Despite tight rental markets, overall building approvals remained flat in August, with approvals for detached houses in WA falling 8.7 per cent to 1,338 and apartment approvals increasing 55.2 per cent to 388, according to Australian Bureau of Statistics figures released last week.
Housing Industry Association executive director WA, Sheryl Chaffer, said any downturn in the availability of residential dwellings was likely to have consequences for the tight rental market and housing affordability.
The HIA expects detached housing approvals will continue their downward spiral for the rest of 2007.
“Housing approvals overall will either stabilise or drop in the coming months. Detached housing is dropping and this will likely continue through to the end of the year,” Ms Chaffer said.

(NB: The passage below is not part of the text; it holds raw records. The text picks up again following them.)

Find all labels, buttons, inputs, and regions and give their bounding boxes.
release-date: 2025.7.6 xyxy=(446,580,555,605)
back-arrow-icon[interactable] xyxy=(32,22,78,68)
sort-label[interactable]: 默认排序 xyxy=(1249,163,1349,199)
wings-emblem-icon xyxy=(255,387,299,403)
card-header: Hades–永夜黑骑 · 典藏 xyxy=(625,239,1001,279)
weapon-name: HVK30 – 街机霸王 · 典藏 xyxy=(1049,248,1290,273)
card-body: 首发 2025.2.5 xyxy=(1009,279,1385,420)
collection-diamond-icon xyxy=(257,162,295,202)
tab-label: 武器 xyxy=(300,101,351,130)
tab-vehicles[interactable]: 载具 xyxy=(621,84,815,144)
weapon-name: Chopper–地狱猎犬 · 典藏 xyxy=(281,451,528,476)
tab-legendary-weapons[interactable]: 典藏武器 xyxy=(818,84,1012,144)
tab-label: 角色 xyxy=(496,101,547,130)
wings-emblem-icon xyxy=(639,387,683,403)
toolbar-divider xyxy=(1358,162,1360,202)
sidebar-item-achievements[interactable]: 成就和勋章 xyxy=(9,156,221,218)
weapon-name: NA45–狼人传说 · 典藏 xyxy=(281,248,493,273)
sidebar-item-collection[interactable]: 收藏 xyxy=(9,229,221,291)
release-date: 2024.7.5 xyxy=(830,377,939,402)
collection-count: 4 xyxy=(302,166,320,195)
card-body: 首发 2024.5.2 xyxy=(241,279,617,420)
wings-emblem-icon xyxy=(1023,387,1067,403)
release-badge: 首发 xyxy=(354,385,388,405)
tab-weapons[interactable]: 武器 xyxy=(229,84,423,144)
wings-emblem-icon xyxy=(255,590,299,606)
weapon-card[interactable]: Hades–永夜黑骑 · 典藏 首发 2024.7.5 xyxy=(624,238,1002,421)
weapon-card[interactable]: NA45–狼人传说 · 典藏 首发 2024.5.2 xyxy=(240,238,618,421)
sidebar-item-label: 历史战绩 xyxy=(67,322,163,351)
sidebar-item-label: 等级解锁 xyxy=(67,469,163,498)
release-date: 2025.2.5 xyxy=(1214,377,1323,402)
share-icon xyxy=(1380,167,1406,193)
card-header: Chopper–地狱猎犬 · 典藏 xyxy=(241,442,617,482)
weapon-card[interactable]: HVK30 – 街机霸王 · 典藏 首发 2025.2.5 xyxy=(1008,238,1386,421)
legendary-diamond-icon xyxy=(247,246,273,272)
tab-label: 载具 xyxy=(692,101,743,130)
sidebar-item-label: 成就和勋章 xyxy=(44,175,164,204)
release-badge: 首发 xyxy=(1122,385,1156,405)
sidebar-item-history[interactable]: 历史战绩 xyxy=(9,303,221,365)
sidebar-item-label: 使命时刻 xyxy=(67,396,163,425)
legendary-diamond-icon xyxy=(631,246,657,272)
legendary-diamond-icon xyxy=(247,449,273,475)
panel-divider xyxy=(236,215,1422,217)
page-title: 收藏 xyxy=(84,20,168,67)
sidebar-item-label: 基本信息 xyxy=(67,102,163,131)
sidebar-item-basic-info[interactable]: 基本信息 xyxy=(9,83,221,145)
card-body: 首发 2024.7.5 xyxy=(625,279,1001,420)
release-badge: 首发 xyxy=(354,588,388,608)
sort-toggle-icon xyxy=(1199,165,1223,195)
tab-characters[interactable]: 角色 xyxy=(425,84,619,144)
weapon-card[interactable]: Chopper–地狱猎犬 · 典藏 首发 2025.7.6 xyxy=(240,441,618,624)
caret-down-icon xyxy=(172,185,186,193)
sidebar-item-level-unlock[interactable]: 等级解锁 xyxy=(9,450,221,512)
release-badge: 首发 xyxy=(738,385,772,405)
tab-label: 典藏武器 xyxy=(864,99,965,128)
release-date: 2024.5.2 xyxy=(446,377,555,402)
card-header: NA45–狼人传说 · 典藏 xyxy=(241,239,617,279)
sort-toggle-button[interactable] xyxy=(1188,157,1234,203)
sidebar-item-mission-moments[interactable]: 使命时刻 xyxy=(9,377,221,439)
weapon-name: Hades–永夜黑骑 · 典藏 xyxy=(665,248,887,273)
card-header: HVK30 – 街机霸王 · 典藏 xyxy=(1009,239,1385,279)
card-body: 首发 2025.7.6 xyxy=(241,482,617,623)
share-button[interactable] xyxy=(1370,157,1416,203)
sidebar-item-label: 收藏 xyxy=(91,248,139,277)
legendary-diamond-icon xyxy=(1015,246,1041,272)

“People are hesitating buying new homes.”
Ms Chaffer said the strong rise in apartment approvals during August was not related to the fall in detached housing approvals, as the figures were affected by large multi-unit apartment projects coming on stream at one time.
Although a clear trend in apartment approvals could not be determined, Ms Chaffer said there was probably some recovery ahead for the sector as the percentage of apartments within total dwellings had dropped.
The monthly trend in building approvals in August fell by 3.4 per cent in Tasmania, 2 per cent in WA, 0.9 per cent in New South Wales, and 0.8 per cent in the Australian Capital Territory.
Approvals were up by 0.3 per cent in South Australia, 0.5 per cent in Queensland, 0.9 per cent in the Northern Territory, and 2.5 per cent in Victoria.
Meanwhile, the Urban Development Institute of WA expects an increase in the number of land titles in the coming months, with more land under construction in the June quarter of 2007 compared with the two previous quarters.
The UDIA’s June quarter statistics showed a significant recovery in the sale of land following supply constraints in 2006.
UDIA chief executive Debra Goostrey said more affordable land, combined with pent-up demand, would lead to increasing market activity in the next six to 12 months.